Бывал ли Толстой честен сам с собой, или, желая увериться в собственном величии, манипулировал понятиями? Чему же он мог тогда научить людей, которые читали его книги? Возможно, ценность его произведений, помимо сугубо литературных достоинств, в том, что они заставляли читателя задуматься о смысле бытия, хотя сам Толстой оставался в неведении до конца своей жизни.

После «Детства» интерес к произведениям Толстого начал падать, а к началу 1860-х годов он оказался, по выражению Бориса Эйхенбаума, «почти забытым писателем». На самом деле, Толстому просто не о чем было писать – ему не хватало жизненного опыта. Детские впечатления, служба на Кавказе и участие в Крымской войне позволили создать несколько интересных произведений, однако эти темы вскоре потеряли актуальность. Такая же неприятность сто лет спустя случилась с Юрием Трифоновым – за повесть «Студенты» он получил Сталинскую премию, а затем двадцать лет прошли для него в мучительных поисках своего пути.
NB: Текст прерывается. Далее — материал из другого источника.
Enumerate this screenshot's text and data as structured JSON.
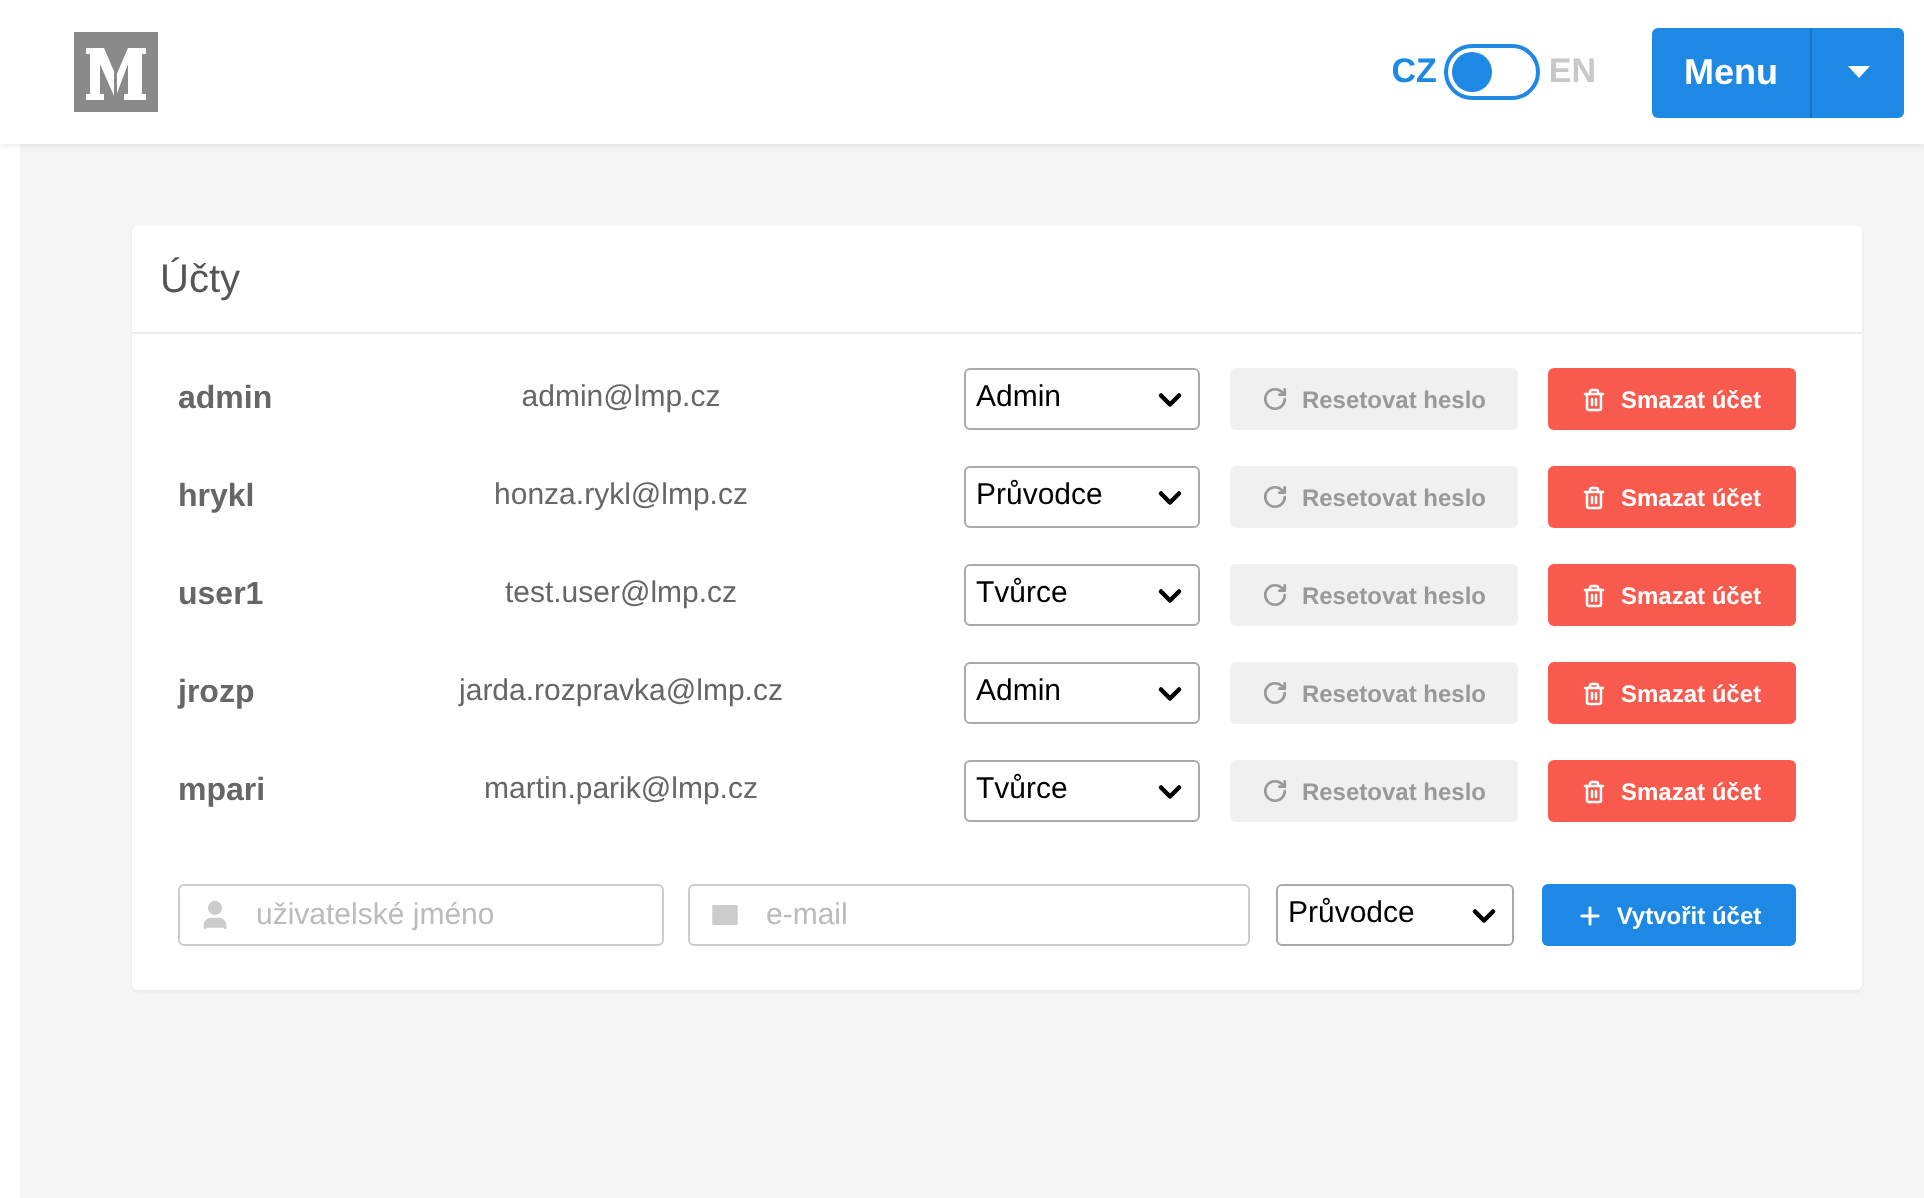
{
  "header": {
    "languages": [
      {
        "label": "CZ",
        "selected": true
      },
      {
        "label": "EN",
        "selected": false
      }
    ],
    "menu_button": "Menu"
  },
  "accounts": {
    "title": "Účty",
    "rows": [
      {
        "username": "admin",
        "email": "admin@lmp.cz",
        "role": "Admin",
        "reset": "Resetovat heslo",
        "delete": "Smazat účet"
      },
      {
        "username": "hrykl",
        "email": "honza.rykl@lmp.cz",
        "role": "Průvodce",
        "reset": "Resetovat heslo",
        "delete": "Smazat účet"
      },
      {
        "username": "user1",
        "email": "test.user@lmp.cz",
        "role": "Tvůrce",
        "reset": "Resetovat heslo",
        "delete": "Smazat účet"
      },
      {
        "username": "jrozp",
        "email": "jarda.rozpravka@lmp.cz",
        "role": "Admin",
        "reset": "Resetovat heslo",
        "delete": "Smazat účet"
      },
      {
        "username": "mpari",
        "email": "martin.parik@lmp.cz",
        "role": "Tvůrce",
        "reset": "Resetovat heslo",
        "delete": "Smazat účet"
      }
    ],
    "new_account": {
      "username_placeholder": "uživatelské jméno",
      "email_placeholder": "e-mail",
      "role": "Průvodce",
      "create": "Vytvořit účet"
    }
  }
}
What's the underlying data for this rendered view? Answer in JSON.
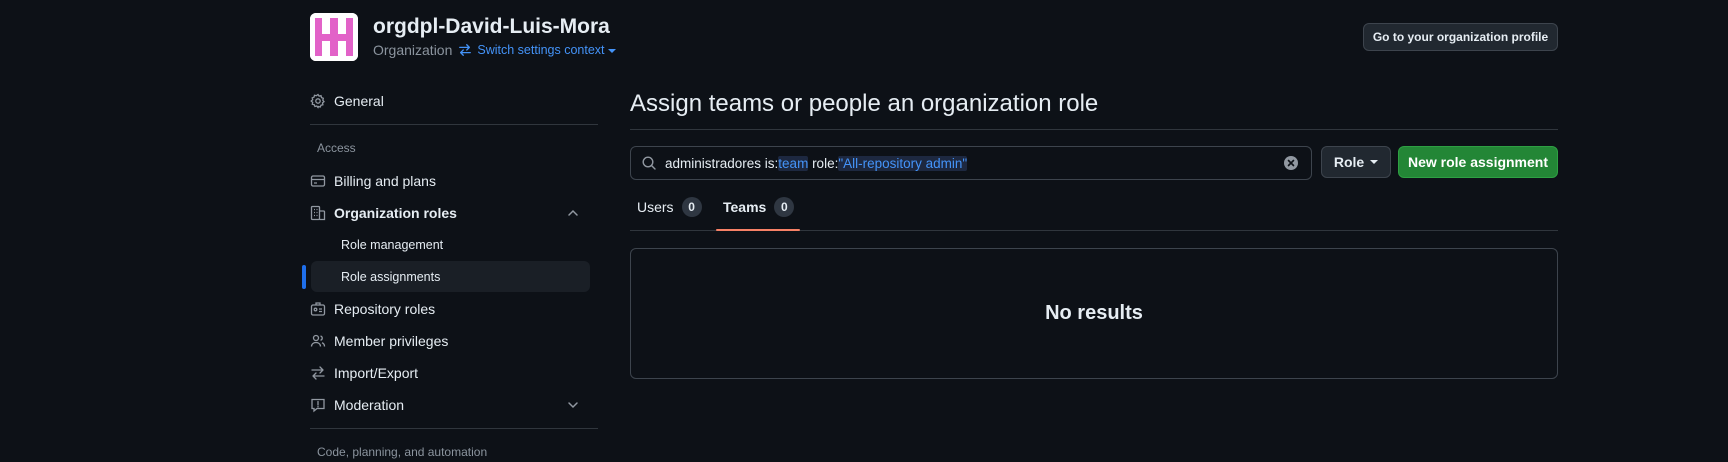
{
  "header": {
    "org_name": "orgdpl-David-Luis-Mora",
    "org_type": "Organization",
    "switch_context": "Switch settings context",
    "profile_button": "Go to your organization profile"
  },
  "sidebar": {
    "general": "General",
    "access_section": "Access",
    "billing": "Billing and plans",
    "org_roles": "Organization roles",
    "role_management": "Role management",
    "role_assignments": "Role assignments",
    "repo_roles": "Repository roles",
    "member_privileges": "Member privileges",
    "import_export": "Import/Export",
    "moderation": "Moderation",
    "code_section": "Code, planning, and automation"
  },
  "main": {
    "title": "Assign teams or people an organization role",
    "search": {
      "prefix": "administradores is:",
      "team_token": "team",
      "role_label": " role:",
      "role_value": "\"All-repository admin\""
    },
    "role_button": "Role",
    "new_button": "New role assignment",
    "tabs": [
      {
        "label": "Users",
        "count": "0"
      },
      {
        "label": "Teams",
        "count": "0"
      }
    ],
    "empty_message": "No results"
  },
  "colors": {
    "background": "#0d1117",
    "accent_blue": "#4493f8",
    "primary_green": "#238636",
    "tab_underline": "#f78166",
    "avatar_pink": "#e262c8"
  }
}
Толстой искал подходящую тему несколько лет. На время забросив литературные занятия, в 1859 году он увлёкся устройством школ в своём уезде, а в 1862 году стал издавать журнал «Ясная поляна», так никем и не замеченный. От депрессии Толстого спасла женитьба в сентябре 1862 года. В течение первых двенадцати лет после женитьбы он написал романы «Война и мир» и «Анна Каренина».

Глава 3. Деревенский философ

Итак, анализ записей в дневнике Толстого приводит к выводу о том, что, по крайней мере, до середины 70-х годов его интересовали только слава и деньги. Однако это нельзя рассматривать как окончательный приговор, поскольку время от времени в его голову приходили и такие мысли:

«Зачем деньги, дурацкая литературная известность? Лучше с убеждением и увлечением писать хорошую и полезную вещь. За такой работой никогда не устанешь. А когда кончу, только была бы жизнь и добродетель, – дело найдётся. <…> В романе своём я изложу зло правления Русского, и ежели найду его удовлетворительным, то посвящу остальную жизнь на составление плана аристократического избирательного соединения с Монархическим правлением, на основании существующих выборов. Вот цель для добродетельной жизни».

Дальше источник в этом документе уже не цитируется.